Here are four mortgage rules everyone must know before making an offer on a home:
1. Don’t buy more house than you can afford
You can qualify for a mortgage with a down payment of as little as 5% of the purchase price. That’s provided you purchase mortgage loan insurance from the Canada Mortgage and Housing Corporation. But a mortgage that pays for 95% of the purchase price isn’t for everyone.
- Did you know you can buy your first home with the RRSP Home Buyers’ Plan? Here's how it works.
Think carefully about your ability to manage the monthly mortgage payments, even as rates rise in the coming years. You’ll also have to think about the stability of:
- your job,
- your spouse’s or partner’s job, and
- your relationship with your spouse or partner.
Your personal situation ought to dictate how much mortgage debt is right for you.
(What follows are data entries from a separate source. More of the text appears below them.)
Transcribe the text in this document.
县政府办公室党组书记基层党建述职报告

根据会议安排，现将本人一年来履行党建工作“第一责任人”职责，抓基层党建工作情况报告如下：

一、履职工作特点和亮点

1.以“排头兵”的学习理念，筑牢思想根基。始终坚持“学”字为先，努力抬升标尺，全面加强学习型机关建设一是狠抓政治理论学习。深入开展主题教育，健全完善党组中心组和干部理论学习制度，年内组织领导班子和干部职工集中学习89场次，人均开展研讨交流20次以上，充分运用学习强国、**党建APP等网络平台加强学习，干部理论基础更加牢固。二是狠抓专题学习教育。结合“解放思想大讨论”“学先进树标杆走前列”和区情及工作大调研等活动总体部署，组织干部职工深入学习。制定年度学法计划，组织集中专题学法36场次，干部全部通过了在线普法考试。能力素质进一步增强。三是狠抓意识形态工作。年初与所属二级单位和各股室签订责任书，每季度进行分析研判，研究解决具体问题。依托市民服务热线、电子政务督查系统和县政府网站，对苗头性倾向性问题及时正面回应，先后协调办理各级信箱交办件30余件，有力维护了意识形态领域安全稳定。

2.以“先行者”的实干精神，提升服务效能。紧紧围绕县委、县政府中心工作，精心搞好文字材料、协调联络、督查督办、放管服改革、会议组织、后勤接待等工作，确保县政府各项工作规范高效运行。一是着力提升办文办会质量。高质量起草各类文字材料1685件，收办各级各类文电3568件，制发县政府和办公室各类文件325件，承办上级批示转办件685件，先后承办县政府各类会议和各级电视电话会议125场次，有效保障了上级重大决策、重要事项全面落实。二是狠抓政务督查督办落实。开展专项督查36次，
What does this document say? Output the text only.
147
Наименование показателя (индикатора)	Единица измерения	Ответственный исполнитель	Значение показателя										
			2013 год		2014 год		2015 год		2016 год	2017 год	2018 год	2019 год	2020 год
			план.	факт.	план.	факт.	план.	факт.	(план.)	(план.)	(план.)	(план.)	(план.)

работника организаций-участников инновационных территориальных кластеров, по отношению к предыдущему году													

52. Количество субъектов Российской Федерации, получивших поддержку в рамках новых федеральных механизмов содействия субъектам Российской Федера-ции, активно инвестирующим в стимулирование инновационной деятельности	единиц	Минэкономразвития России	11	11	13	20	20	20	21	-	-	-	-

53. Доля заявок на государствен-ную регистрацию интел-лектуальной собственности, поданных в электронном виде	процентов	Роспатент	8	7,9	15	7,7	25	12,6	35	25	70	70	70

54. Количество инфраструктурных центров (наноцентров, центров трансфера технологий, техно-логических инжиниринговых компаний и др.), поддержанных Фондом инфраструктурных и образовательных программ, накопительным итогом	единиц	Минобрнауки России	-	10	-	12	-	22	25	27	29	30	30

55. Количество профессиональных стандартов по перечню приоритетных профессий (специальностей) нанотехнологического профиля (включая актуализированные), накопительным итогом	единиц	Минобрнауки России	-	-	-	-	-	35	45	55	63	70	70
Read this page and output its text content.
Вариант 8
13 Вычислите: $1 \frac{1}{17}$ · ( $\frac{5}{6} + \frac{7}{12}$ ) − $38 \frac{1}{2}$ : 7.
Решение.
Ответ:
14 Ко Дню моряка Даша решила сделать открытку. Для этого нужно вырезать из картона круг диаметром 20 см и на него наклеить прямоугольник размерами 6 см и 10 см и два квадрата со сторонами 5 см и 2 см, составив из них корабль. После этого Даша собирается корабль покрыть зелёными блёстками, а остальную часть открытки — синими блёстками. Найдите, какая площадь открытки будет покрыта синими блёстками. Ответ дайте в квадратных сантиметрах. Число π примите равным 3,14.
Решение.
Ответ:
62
2. Find a good mortgage broker
Bacon recommends asking around. “Word-of-mouth referrals are always a good place to start,” he says.
But he also strongly recommends asking questions, such as:
- Are you licensed as a mortgage broker?
- Who do you represent?
- How are you compensated?
- What services do you provide?
3. The answer to fixed vs. variable mortgage depends on you
Variable-rate mortgages are usually a better deal over the long term. But this is a highly personal decision. Plus, the answer may have as much to do with your own financial situation (not to mention peace of mind) as it does dollars and cents. If your mortgage keeps you up at night, it’s not right for you.
4. Read your mortgage contract carefully
As obvious as this sounds, not everyone actually does it.
Just because you’ve used a broker doesn’t mean you can turn on the autopilot. At the very least, ask your broker questions about:
- fees and penalties,
- payment options,
- interest rates and
- the renewal process.
Think about getting mortgage protection insurance
While you’re arranging your mortgage, think about safeguarding your investment with the right insurance.
The payment can cover more than just the mortgage and your beneficiaries can use the money for any reason. For example, in addition to mortgage payments, they can use the money to cover:
- the cost of childcare, or
- the cost of other living expenses.